Zambia sees IMF review sealed with funding boost

Zambia expects to conclude its third programme review with the International Monetary Fund next month, as the copper-rich nation finalises US$500 million of international assistance to deal with the effects of a record drought.

The southern African nation has faced delays in getting IMF board approval for its next portion of funding — worth more than US$180 million — mainly because of the need to formulate a plan to cover the financing gap caused by the weather shock, said Secretary to the Treasury Felix Nkulukusa.

Zambian President Hakainde Hichilema last month appealed to donors to help plug a budget shortfall of about US$900 million due to the worst drought in four decades that’s destroyed most of the nation’s staple corn crop before harvest. 

The lack of rain also impacted hydropower dams that supply about 85 percent of Zambia’s electricity, prompting the government to cut energy to households by on average 12 hours a day.

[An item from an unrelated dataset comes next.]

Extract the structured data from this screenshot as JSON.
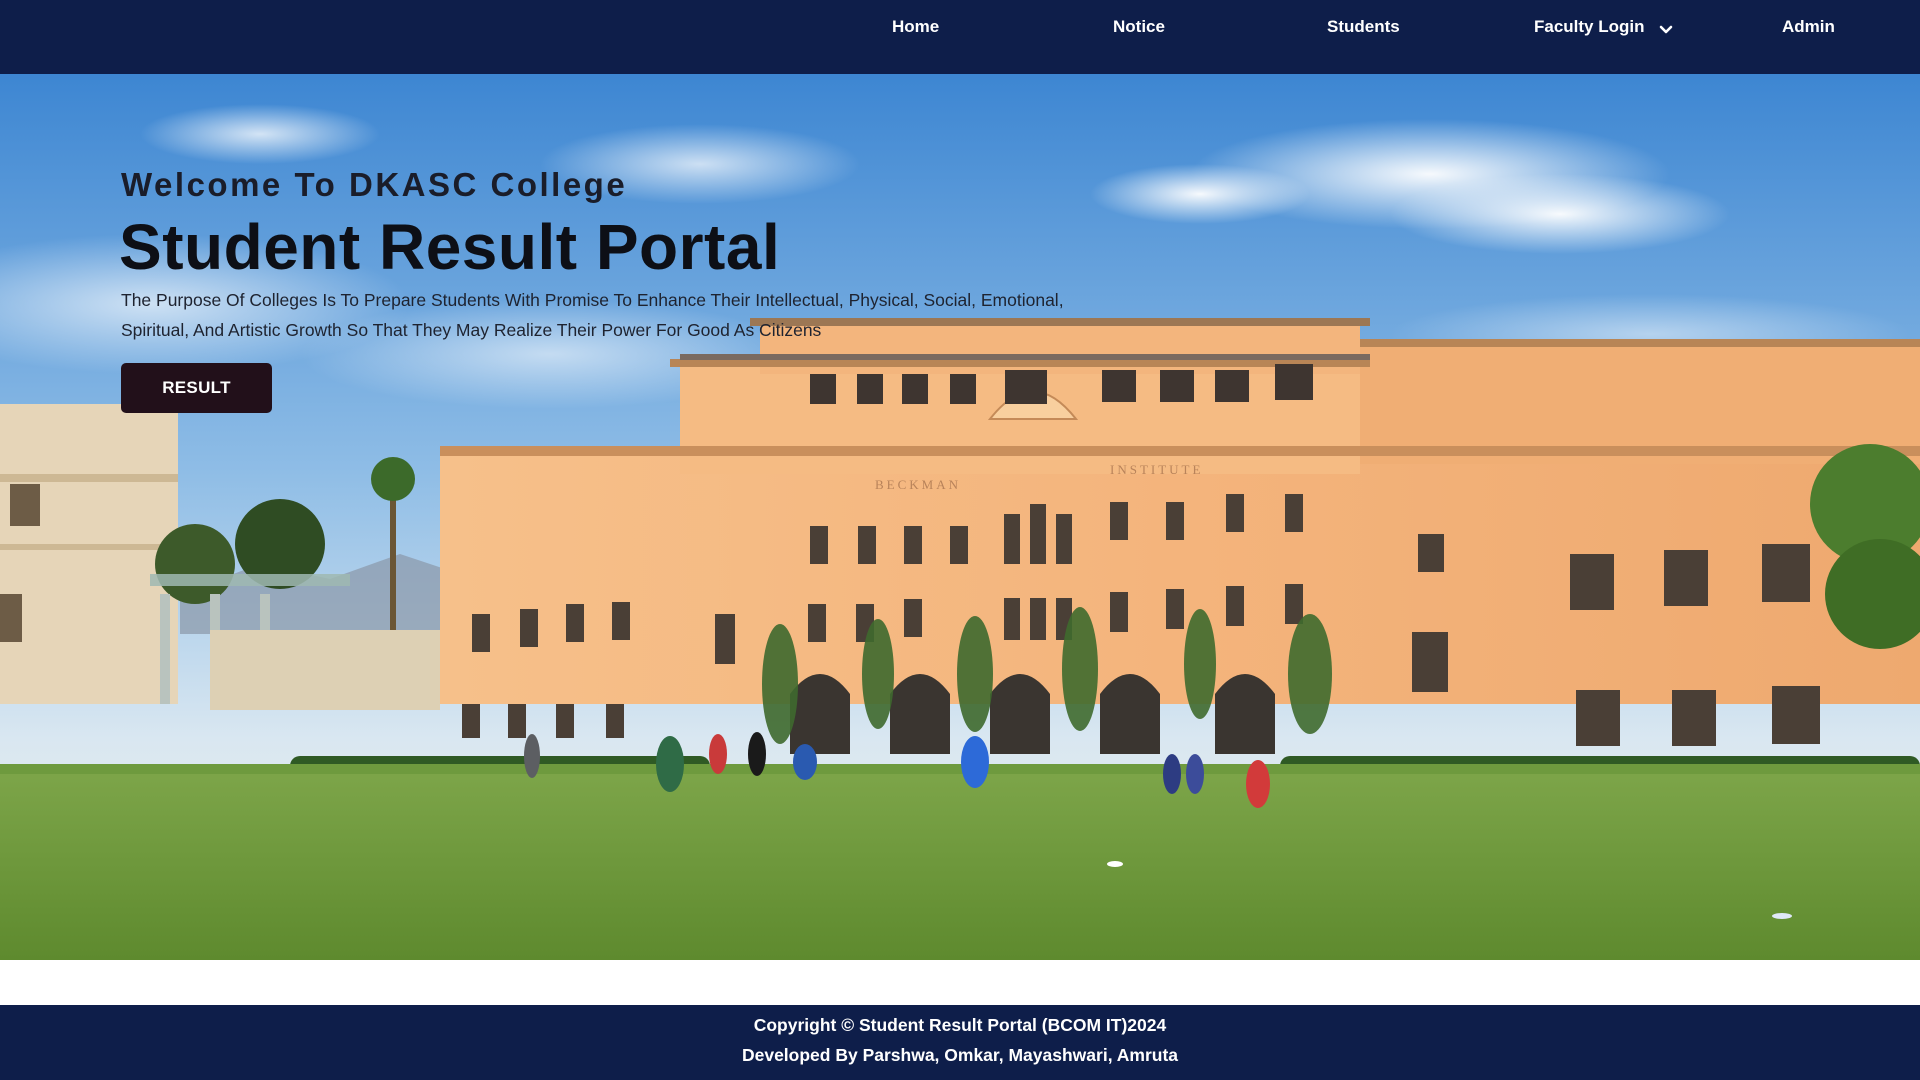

The government has since received indicative pledges totalling about US$500 million from bilateral and multilateral partners to help with the drought, Nkulukusa said in an interview Monday, declining to identify them as some were still seeking internal approval.

“We are very sure that we’ll be able to conclude” the IMF discussions and be able to go to the board in June, Nkulukusa said.

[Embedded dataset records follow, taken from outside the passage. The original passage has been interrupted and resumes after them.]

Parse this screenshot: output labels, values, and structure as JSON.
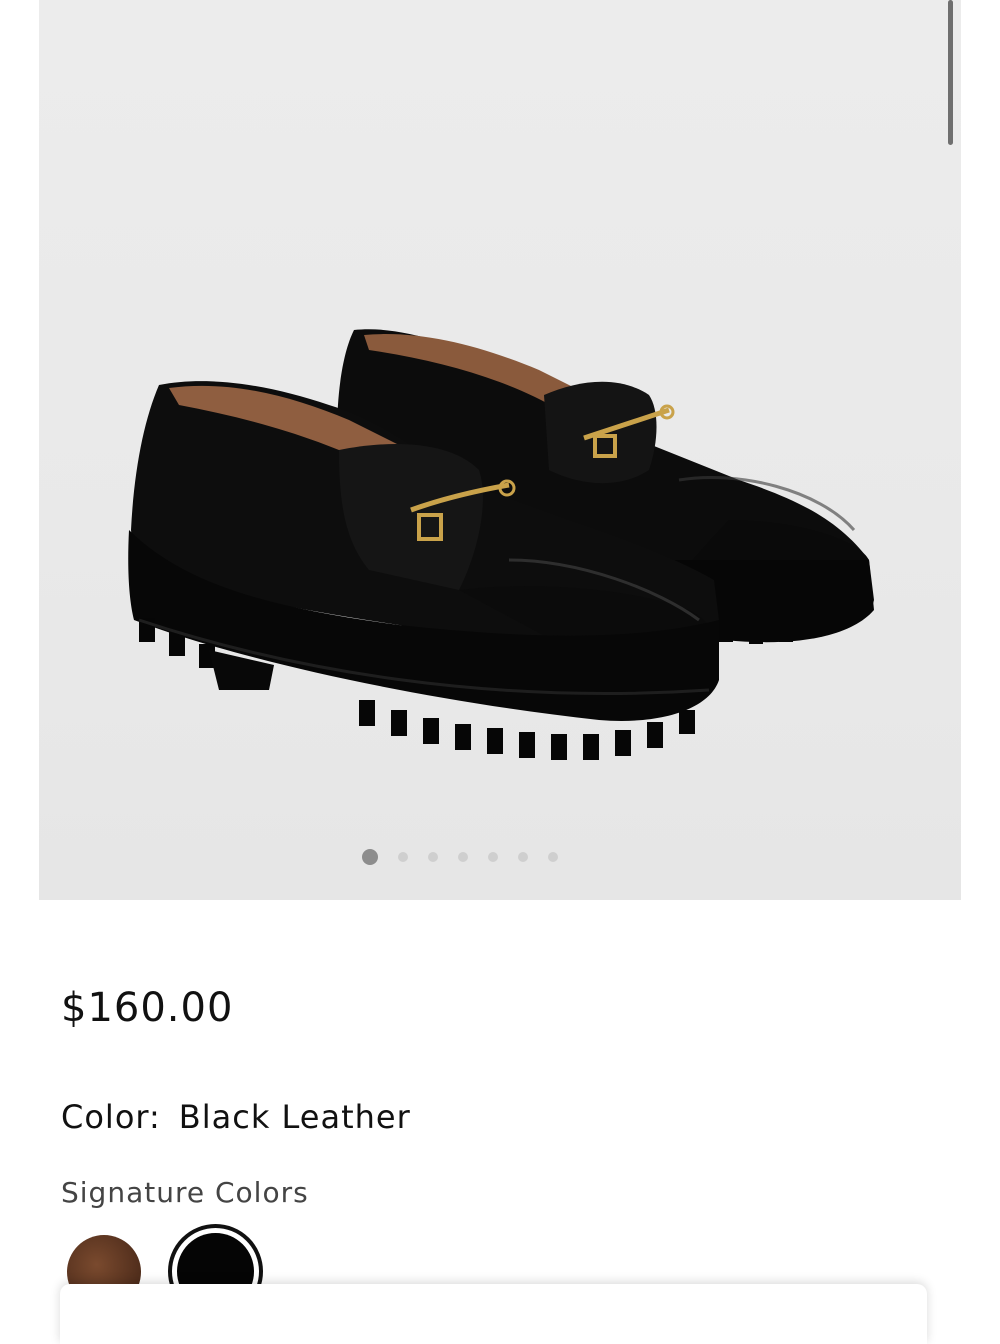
{
  "product": {
    "price": "$160.00",
    "color_label": "Color:",
    "color_value": "Black Leather",
    "swatch_group_label": "Signature Colors",
    "swatches": [
      {
        "name": "brown-leather",
        "color": "#5a3420",
        "selected": false
      },
      {
        "name": "black-leather",
        "color": "#050505",
        "selected": true
      }
    ]
  },
  "gallery": {
    "image_count": 7,
    "active_index": 0
  },
  "colors": {
    "hero_background": "#eaeaea",
    "shoe_leather": "#0b0b0b",
    "shoe_lining": "#9a6a48",
    "hardware": "#c9a24a"
  }
}
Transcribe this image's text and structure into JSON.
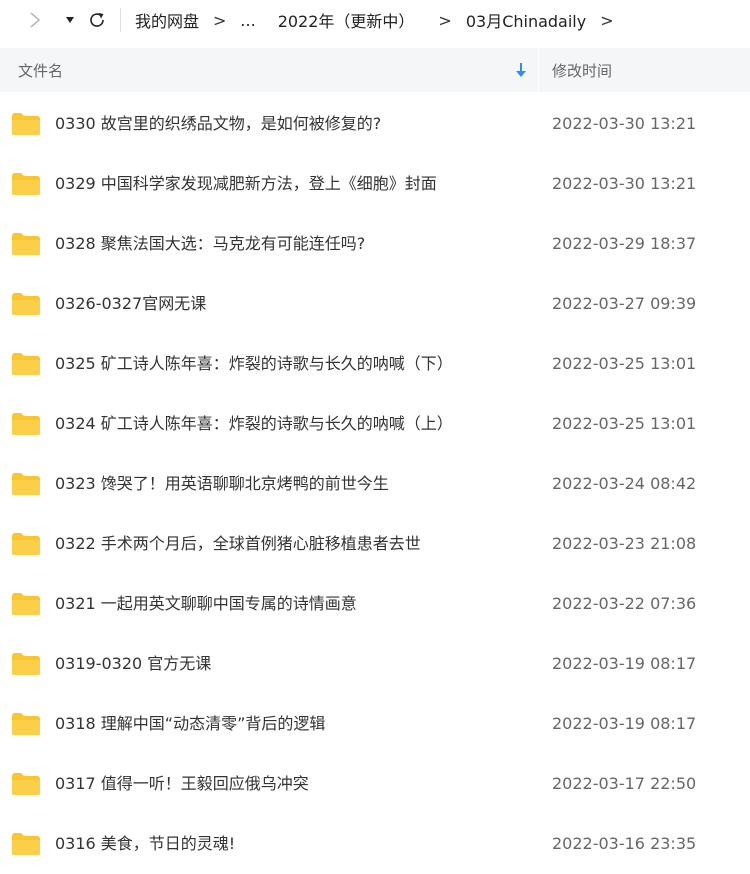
{
  "toolbar": {
    "forward_icon": "chevron-right-icon",
    "dropdown_icon": "caret-down-icon",
    "refresh_icon": "refresh-icon",
    "breadcrumb": [
      "我的网盘",
      "...",
      "2022年（更新中）",
      "03月Chinadaily"
    ],
    "separator": ">"
  },
  "header": {
    "name_label": "文件名",
    "time_label": "修改时间",
    "sort_icon": "sort-down-arrow-icon"
  },
  "colors": {
    "folder": "#f9c531",
    "sort_arrow": "#2b8ff1",
    "header_bg": "#f5f6f8",
    "text": "#333333",
    "muted": "#666666"
  },
  "files": [
    {
      "name": "0330 故宫里的织绣品文物，是如何被修复的?",
      "modified": "2022-03-30 13:21"
    },
    {
      "name": "0329 中国科学家发现减肥新方法，登上《细胞》封面",
      "modified": "2022-03-30 13:21"
    },
    {
      "name": "0328 聚焦法国大选：马克龙有可能连任吗?",
      "modified": "2022-03-29 18:37"
    },
    {
      "name": "0326-0327官网无课",
      "modified": "2022-03-27 09:39"
    },
    {
      "name": "0325 矿工诗人陈年喜：炸裂的诗歌与长久的呐喊（下）",
      "modified": "2022-03-25 13:01"
    },
    {
      "name": "0324 矿工诗人陈年喜：炸裂的诗歌与长久的呐喊（上）",
      "modified": "2022-03-25 13:01"
    },
    {
      "name": "0323 馋哭了！用英语聊聊北京烤鸭的前世今生",
      "modified": "2022-03-24 08:42"
    },
    {
      "name": "0322 手术两个月后，全球首例猪心脏移植患者去世",
      "modified": "2022-03-23 21:08"
    },
    {
      "name": "0321 一起用英文聊聊中国专属的诗情画意",
      "modified": "2022-03-22 07:36"
    },
    {
      "name": "0319-0320 官方无课",
      "modified": "2022-03-19 08:17"
    },
    {
      "name": "0318 理解中国“动态清零”背后的逻辑",
      "modified": "2022-03-19 08:17"
    },
    {
      "name": "0317 值得一听！王毅回应俄乌冲突",
      "modified": "2022-03-17 22:50"
    },
    {
      "name": "0316 美食，节日的灵魂!",
      "modified": "2022-03-16 23:35"
    }
  ]
}
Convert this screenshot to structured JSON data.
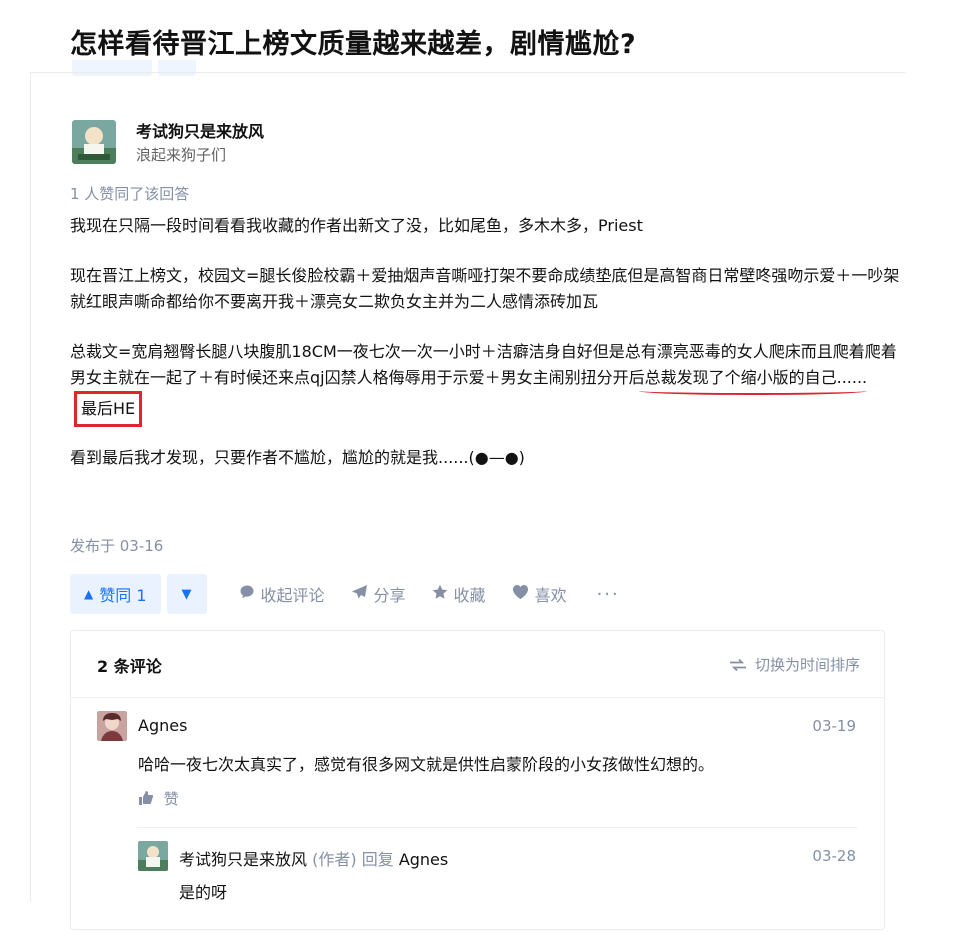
{
  "question": {
    "title": "怎样看待晋江上榜文质量越来越差，剧情尴尬?"
  },
  "answer": {
    "author_name": "考试狗只是来放风",
    "author_headline": "浪起来狗子们",
    "vote_note": "1 人赞同了该回答",
    "para1": "我现在只隔一段时间看看我收藏的作者出新文了没，比如尾鱼，多木木多，Priest",
    "para2": "现在晋江上榜文，校园文=腿长俊脸校霸＋爱抽烟声音嘶哑打架不要命成绩垫底但是高智商日常壁咚强吻示爱＋一吵架就红眼声嘶命都给你不要离开我＋漂亮女二欺负女主并为二人感情添砖加瓦",
    "para3_main": "总裁文=宽肩翘臀长腿八块腹肌18CM一夜七次一次一小时＋洁癖洁身自好但是总有漂亮恶毒的女人爬床而且爬着爬着男女主就在一起了＋有时候还来点qj囚禁人格侮辱用于示爱＋男女主闹别扭分开后",
    "para3_underlined": "总裁发现了个缩小版的自己......",
    "para3_boxed": "最后HE",
    "para4": "看到最后我才发现，只要作者不尴尬，尴尬的就是我......(●—●)",
    "published": "发布于 03-16"
  },
  "actions": {
    "vote_up_label": "赞同 1",
    "vote_up_icon": "▲",
    "vote_down_icon": "▼",
    "collapse_comments": "收起评论",
    "share": "分享",
    "favorite": "收藏",
    "like": "喜欢",
    "more": "···"
  },
  "comments": {
    "count_label": "2 条评论",
    "sort_label": "切换为时间排序",
    "items": [
      {
        "name": "Agnes",
        "date": "03-19",
        "text": "哈哈一夜七次太真实了，感觉有很多网文就是供性启蒙阶段的小女孩做性幻想的。",
        "like": "赞"
      },
      {
        "name": "考试狗只是来放风",
        "tag": "(作者)",
        "reply_word": "回复",
        "reply_to": "Agnes",
        "date": "03-28",
        "text": "是的呀"
      }
    ]
  },
  "colors": {
    "accent": "#1772f6",
    "highlight_red": "#e0252f"
  }
}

Zambia has held productive talks with the Washington-based lender, he said.

“We are looking at the possibility of supporting Zambia to deal with the impact of the weather shock,” Eric Lautier, the IMF’s resident representative, said in response to emailed questions. 

“We are continuing discussions with the authorities and hope to reach a staff level agreement by the end of the week.”

The deal would bring Zambia a step closer to board approval needed to support its efforts to restructure about US$13,4 billion of external debt, as the years-long process nears an end.

Africa’s first sovereign pandemic-era defaulter has so far finalised reworking US$6,3 billion in bilateral debt and aims to conclude a near US$4 billion bond revamp deal in early June.

It’s also in talks to overhaul about US$3,3 billion of loans owed to other commercial creditors — the bulk of which are state-owned Chinese lenders. 

It’s been engaging them individually — as they haven’t set up a committee — and is working to address their concerns, said Nkulukusa. 

While talks are advanced with the big state-owned Chinese creditors, some of the other lenders have raised questions about whether their debt should be overhauled, he said, without identifying them.

“There are others that are saying that they are not supposed to be part of the restructuring,” Nkulukusa said. “We have to explain why they should be part and what does it mean if they’re not there.” — Bloomberg.